现在只需要藏匿在这群狂魔乱舞、放荡形骸的男女中间等到凌晨三点,完成他们今天的收割任务,然后堂而皇之地离开。
“二类塑料餐刀,软得跟面条似的,”烟枪随手拿起餐桌上的餐具,啧了一声,“勉强能用。”
“你靴管里没藏东西?”
“藏了啊,不然刚刚你用手撬的监控机箱?”
“得,枪给你,省着点电。”陈栎把从安保员身上搜到的小型电击/枪塞进了烟枪的后腰里。
“跟个玩具似的,”烟枪鄙夷,“那你呢?”
陈栎微微欠了欠身,手指飞快地从靴管里抽出一根透明的片状物,手在烟枪后腰一摸,便把它也塞进了烟枪的皮带里。
他的动作快而准,在旁人看来似乎只是摸了一下烟枪的腰。烟枪却看清了,他是把一片玻璃刀塞进了自己的皮带里。这套玻璃刀是子母刃,两把大一些的母刀,和一把小一些的子刀,说是玻璃但不是真的玻璃,材质是硬化树脂,强度不够但还算锋利。
“这不也是个玩具。”烟枪撇撇嘴。
陈栎没理他,径自从烟盒里掏了根薄荷雾化烟吸了起来。
时间对于在场霍乱的众人可能只是几晃,可对于这两个紧绷心弦、耳听八方的人来说一刻三秋。

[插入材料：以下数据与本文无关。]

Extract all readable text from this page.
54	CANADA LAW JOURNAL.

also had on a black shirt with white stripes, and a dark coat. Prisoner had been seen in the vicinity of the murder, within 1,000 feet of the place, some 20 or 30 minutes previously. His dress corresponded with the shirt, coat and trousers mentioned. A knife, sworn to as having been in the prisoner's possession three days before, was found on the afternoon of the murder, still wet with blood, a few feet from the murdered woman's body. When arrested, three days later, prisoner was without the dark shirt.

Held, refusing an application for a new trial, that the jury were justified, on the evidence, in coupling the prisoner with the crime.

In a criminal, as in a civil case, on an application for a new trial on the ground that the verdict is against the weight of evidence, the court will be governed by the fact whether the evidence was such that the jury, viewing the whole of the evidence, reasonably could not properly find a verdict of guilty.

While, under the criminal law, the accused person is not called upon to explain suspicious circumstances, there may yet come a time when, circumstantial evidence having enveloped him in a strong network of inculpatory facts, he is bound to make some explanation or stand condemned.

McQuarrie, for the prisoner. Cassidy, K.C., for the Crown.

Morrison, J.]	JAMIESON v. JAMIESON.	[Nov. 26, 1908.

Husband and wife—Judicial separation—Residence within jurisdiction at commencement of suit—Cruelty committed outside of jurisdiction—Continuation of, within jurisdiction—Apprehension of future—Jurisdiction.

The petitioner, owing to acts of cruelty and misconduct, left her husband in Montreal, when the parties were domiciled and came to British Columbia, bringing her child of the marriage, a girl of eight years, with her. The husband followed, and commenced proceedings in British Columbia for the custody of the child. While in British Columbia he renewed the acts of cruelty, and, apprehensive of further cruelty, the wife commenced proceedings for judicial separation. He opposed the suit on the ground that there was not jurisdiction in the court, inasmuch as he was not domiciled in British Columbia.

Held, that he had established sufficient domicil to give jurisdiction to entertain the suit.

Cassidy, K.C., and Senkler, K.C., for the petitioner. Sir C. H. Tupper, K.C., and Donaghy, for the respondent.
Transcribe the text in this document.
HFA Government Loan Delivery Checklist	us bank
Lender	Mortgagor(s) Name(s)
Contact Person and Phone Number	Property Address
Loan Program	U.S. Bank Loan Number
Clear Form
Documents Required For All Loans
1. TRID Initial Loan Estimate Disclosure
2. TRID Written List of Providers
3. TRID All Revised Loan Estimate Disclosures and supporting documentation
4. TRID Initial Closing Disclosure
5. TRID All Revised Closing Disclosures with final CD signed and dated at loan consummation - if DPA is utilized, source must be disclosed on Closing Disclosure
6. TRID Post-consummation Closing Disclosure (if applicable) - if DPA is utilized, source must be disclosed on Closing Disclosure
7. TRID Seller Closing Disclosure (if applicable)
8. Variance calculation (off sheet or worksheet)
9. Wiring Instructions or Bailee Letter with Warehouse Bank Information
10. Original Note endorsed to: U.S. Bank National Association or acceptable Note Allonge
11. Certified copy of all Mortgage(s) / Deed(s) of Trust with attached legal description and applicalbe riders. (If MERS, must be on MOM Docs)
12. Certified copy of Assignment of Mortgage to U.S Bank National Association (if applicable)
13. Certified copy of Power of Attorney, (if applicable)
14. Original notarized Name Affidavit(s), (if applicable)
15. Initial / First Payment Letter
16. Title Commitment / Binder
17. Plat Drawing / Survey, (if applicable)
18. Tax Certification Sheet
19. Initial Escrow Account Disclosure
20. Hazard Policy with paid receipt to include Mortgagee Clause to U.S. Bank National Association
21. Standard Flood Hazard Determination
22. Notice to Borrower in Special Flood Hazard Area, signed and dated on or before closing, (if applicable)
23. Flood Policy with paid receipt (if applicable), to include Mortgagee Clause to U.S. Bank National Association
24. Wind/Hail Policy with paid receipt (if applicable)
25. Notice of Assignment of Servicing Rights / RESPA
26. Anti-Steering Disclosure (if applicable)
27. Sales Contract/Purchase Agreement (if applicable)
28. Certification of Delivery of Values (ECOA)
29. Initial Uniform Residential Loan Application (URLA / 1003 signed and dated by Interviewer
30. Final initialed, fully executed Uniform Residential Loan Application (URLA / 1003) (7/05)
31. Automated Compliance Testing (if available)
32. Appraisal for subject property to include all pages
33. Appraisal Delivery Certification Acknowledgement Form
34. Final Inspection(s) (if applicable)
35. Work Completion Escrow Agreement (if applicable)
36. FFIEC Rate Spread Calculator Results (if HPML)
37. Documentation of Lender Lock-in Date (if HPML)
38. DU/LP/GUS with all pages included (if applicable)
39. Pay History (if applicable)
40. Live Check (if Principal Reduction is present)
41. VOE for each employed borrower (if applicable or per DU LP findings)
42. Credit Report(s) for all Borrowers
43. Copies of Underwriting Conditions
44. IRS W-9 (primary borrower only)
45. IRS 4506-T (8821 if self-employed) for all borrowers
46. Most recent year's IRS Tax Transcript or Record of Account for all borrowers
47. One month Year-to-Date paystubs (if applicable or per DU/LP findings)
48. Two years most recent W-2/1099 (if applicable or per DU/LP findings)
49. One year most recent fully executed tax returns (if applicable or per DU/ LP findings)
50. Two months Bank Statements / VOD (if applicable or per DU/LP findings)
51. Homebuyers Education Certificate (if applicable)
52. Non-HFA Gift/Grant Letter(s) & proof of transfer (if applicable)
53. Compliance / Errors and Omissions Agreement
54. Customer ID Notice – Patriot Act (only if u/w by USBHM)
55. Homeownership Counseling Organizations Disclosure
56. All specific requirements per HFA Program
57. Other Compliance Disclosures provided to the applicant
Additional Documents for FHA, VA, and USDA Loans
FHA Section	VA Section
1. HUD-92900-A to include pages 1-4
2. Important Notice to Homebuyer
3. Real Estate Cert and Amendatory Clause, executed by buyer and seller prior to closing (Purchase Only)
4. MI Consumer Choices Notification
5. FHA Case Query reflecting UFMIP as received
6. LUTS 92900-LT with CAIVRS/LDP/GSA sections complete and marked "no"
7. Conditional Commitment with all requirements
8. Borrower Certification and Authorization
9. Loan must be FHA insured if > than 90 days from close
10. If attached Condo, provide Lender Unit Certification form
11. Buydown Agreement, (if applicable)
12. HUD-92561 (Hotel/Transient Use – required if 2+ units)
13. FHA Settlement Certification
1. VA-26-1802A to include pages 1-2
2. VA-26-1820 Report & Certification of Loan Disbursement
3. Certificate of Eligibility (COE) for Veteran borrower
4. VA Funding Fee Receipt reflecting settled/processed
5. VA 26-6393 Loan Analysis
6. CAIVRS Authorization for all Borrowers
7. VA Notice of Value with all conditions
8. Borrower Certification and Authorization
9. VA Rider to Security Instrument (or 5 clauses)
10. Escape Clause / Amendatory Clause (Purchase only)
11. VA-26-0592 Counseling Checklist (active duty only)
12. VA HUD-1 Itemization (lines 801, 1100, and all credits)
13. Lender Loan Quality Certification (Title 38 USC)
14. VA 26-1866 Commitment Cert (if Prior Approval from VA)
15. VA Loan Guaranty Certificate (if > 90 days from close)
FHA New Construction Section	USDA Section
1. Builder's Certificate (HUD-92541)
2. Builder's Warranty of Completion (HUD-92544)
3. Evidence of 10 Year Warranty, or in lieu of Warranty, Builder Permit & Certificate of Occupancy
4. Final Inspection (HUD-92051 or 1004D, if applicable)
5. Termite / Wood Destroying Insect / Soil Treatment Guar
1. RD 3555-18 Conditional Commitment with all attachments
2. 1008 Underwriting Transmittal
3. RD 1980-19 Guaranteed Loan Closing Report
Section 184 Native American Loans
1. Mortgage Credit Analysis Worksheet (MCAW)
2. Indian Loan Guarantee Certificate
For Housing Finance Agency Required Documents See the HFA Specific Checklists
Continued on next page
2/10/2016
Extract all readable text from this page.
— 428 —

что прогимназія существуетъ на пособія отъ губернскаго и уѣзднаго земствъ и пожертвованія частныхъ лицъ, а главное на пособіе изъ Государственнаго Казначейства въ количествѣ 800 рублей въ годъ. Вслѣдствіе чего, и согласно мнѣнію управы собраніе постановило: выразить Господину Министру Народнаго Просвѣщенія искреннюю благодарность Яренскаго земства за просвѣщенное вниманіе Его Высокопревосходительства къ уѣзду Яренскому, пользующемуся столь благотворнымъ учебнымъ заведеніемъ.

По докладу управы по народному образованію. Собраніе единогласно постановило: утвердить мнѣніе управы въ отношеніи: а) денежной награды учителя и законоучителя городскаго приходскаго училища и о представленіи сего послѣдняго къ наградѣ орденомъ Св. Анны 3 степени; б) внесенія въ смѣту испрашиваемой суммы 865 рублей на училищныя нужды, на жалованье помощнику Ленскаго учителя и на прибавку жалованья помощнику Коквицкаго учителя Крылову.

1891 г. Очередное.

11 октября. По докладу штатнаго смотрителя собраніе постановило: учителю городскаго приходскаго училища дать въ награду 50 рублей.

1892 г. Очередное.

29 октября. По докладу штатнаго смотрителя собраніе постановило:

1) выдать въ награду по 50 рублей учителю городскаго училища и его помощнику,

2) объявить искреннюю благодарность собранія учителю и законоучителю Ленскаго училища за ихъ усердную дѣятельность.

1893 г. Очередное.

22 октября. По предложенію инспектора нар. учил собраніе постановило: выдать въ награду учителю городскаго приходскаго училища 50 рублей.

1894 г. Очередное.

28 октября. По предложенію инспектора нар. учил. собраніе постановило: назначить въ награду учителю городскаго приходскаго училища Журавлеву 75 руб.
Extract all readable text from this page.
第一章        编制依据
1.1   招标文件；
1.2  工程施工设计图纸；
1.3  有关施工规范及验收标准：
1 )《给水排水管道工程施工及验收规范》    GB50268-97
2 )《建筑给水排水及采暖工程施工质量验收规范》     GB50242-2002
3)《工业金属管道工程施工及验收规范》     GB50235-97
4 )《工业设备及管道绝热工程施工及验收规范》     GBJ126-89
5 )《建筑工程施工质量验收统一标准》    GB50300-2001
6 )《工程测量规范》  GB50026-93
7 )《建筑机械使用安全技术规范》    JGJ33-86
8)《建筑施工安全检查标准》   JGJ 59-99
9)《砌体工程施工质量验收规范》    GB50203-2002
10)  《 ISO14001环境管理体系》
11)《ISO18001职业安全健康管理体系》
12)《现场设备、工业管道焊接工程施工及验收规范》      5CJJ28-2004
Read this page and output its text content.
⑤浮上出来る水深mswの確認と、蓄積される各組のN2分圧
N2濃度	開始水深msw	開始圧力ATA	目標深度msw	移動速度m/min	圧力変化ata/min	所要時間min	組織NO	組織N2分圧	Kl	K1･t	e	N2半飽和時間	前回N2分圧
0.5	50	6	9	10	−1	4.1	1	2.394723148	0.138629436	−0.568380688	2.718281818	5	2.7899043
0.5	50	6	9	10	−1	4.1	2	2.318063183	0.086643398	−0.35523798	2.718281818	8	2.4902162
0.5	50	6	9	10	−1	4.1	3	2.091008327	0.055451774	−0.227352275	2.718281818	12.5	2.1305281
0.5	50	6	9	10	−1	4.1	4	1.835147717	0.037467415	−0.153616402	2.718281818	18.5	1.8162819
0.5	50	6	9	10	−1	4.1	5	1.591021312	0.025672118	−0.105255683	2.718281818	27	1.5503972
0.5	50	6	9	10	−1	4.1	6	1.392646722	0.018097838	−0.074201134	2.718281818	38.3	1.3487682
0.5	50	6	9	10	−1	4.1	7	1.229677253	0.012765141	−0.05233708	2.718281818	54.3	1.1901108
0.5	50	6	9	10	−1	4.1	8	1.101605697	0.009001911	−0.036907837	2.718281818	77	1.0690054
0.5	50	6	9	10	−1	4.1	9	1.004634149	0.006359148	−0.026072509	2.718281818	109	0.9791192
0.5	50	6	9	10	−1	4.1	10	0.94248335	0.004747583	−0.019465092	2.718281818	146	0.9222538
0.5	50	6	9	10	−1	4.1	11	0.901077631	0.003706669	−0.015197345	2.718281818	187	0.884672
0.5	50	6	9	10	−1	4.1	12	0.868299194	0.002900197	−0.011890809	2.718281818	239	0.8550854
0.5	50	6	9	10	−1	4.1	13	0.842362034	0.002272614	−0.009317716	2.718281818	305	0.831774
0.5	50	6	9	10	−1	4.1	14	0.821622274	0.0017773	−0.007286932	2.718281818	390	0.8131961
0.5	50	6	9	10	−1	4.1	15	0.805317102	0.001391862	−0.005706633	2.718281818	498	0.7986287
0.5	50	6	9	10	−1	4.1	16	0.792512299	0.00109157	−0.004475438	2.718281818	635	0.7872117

陈栎双手搓了搓自己的脸,薄荷粒子将口腔黏膜蛰得发疼。烟枪的眼睛已经熬红了,红眼框显得皮肤更加的白。
他们一正一侧靠在客席的栏杆边,静静地盯着面前狂欢不歇的人群,恍惚间,竟然觉得眼前的已不再是道貌岸然的人类,而是赤身裸体、茹毛饮血的兽类。